As Cristabel grows into a headstrong young woman, World War II rears its head. She and Digby become British secret agents on separate missions in Nazi-occupied France—a more dangerous kind of playacting, it turns out, and one that threatens to tear the family apart.
APPLE BOOKS REVIEW
Joanna Quinn’s endearing debut novel made us contemplate the many identities a person can inhabit during their lifetime. Cristabel Seagrave is being raised by two uncaring stepparents in 1920s England, but she determinedly finds adventure with her stepbrother, Digby. The two preteens turn the bones of a beached whale near the family’s Dorset estate into a theater where they mount their own plays.

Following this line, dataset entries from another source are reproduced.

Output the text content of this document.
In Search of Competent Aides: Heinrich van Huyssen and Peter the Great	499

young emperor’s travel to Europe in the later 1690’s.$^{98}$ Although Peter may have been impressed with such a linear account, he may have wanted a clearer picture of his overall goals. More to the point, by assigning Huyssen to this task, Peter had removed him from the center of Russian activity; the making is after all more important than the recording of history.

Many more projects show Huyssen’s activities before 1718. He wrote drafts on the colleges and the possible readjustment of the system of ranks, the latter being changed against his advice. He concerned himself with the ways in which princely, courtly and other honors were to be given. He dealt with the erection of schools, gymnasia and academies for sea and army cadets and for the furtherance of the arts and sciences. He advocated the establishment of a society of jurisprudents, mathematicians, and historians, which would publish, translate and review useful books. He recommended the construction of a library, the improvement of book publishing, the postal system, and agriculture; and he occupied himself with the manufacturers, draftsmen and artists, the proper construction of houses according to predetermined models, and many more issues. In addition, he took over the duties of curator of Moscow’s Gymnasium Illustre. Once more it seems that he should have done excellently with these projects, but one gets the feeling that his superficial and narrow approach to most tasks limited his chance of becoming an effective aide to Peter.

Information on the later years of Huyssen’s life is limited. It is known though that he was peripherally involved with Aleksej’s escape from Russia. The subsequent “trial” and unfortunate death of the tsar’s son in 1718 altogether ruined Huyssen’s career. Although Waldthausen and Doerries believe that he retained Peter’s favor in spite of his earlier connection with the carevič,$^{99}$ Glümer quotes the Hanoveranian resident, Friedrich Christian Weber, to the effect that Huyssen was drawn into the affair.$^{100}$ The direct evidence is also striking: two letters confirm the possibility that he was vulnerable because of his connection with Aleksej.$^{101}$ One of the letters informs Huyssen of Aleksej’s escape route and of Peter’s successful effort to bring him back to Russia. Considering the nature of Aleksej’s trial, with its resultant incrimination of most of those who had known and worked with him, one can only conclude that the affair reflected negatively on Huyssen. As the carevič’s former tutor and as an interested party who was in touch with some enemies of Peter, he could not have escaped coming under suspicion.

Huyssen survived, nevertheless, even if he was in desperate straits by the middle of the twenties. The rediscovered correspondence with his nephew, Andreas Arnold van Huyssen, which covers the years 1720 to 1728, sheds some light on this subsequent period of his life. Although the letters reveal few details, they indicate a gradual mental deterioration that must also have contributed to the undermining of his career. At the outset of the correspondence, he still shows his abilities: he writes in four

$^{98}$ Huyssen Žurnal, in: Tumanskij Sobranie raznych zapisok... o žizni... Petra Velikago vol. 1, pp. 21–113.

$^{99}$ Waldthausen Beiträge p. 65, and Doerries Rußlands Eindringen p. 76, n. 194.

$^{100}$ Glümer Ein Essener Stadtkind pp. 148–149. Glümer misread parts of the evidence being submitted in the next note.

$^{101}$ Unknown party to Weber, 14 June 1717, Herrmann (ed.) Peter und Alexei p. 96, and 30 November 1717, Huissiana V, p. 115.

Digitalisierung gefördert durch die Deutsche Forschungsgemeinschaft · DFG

We were utterly charmed by Cristabel’s off-kilter childhood and pleasantly surprised when the story does a 180, time jumping to follow Cristabel and Digby’s thrilling exploits as spies in occupied France during World War II. Quinn unfolds this complex story brilliantly, using letters and diary entries to show us how these vivid, unforgettable characters grow and change over time. We were dazzled by The Whalebone Theatre.
PUBLISHERS WEEKLY
The emotional upheaval of the interwar years in England is dramatized afresh in Quinn's dazzling and imaginative debut. Cristabel Seagrave's mother dies in childbirth, and Cristabel's father, Jasper, who remarries when she is three, dies soon after. This leaves Cristabel to be raised by her disinterested stepmother, Rosalind, who then marries Cristabel's aviation-obsessed uncle Willoughby, Jasper's brother. In 1928, when Cristabel is 12, she discovers a dead whale washed up on the beach adjoining the decaying Seagrave estate. She turns the whale's rib cage into the proscenium for a theatre, where she ambitiously stages The Iliad and The Tempest with the help of her half sister Flossie, cousin Digby, loyal kitchen maid Maudie Kitkat, and Taras Kovalsky, a Russian artist. Fourteen years later, Cristabel and Digby's experiences at playacting will come in handy when they are both parachuted into France on separate espionage missions to help the Resistance during WWII. But will they survive to see the renaissance of the Whalebone Theatre? Thorny, idiosyncratic Cristabel is a formidable first among equals in this expansive cast of memorable eccentrics. Peacetime whimsy gracefully segues into scenes of unbearable tension and heart-wrenching suspense as Cristabel boldly infiltrates Paris on the eve of its liberation. Combining elements of I Capture the Castle, Brideshead Revisited, and Charlotte Gray, this is a reading experience to be long cherished.
Customer Reviews
Great but parts dreadful
Beautiful writing but uneven. Parts exquisite in language but painfully slow in developing the story in the first part of the book. I found myself riveted by some descriptions, then quickly page turning to get back to the story.
DNF
DNF. I had such high hopes for this book. It’s all over reading lists, it’s recommended at the library, and it seems like a great story. The problem? The pacing is terribly slow and the plot is nearly nonexistent. I wish I was able to read a 550 page book with almost no discernible storyline or action, but I am not. I got a little over halfway through, so I’m counting it, if only as a reward for the emotional labor I put myself through every night for a week trying to find something to like about it. I think it could be great if it was more thoughtfully edited. PS: does anyone else feel guilty stopping a book halfway through?
Excellent writing
Kept my interest from beginning to the end.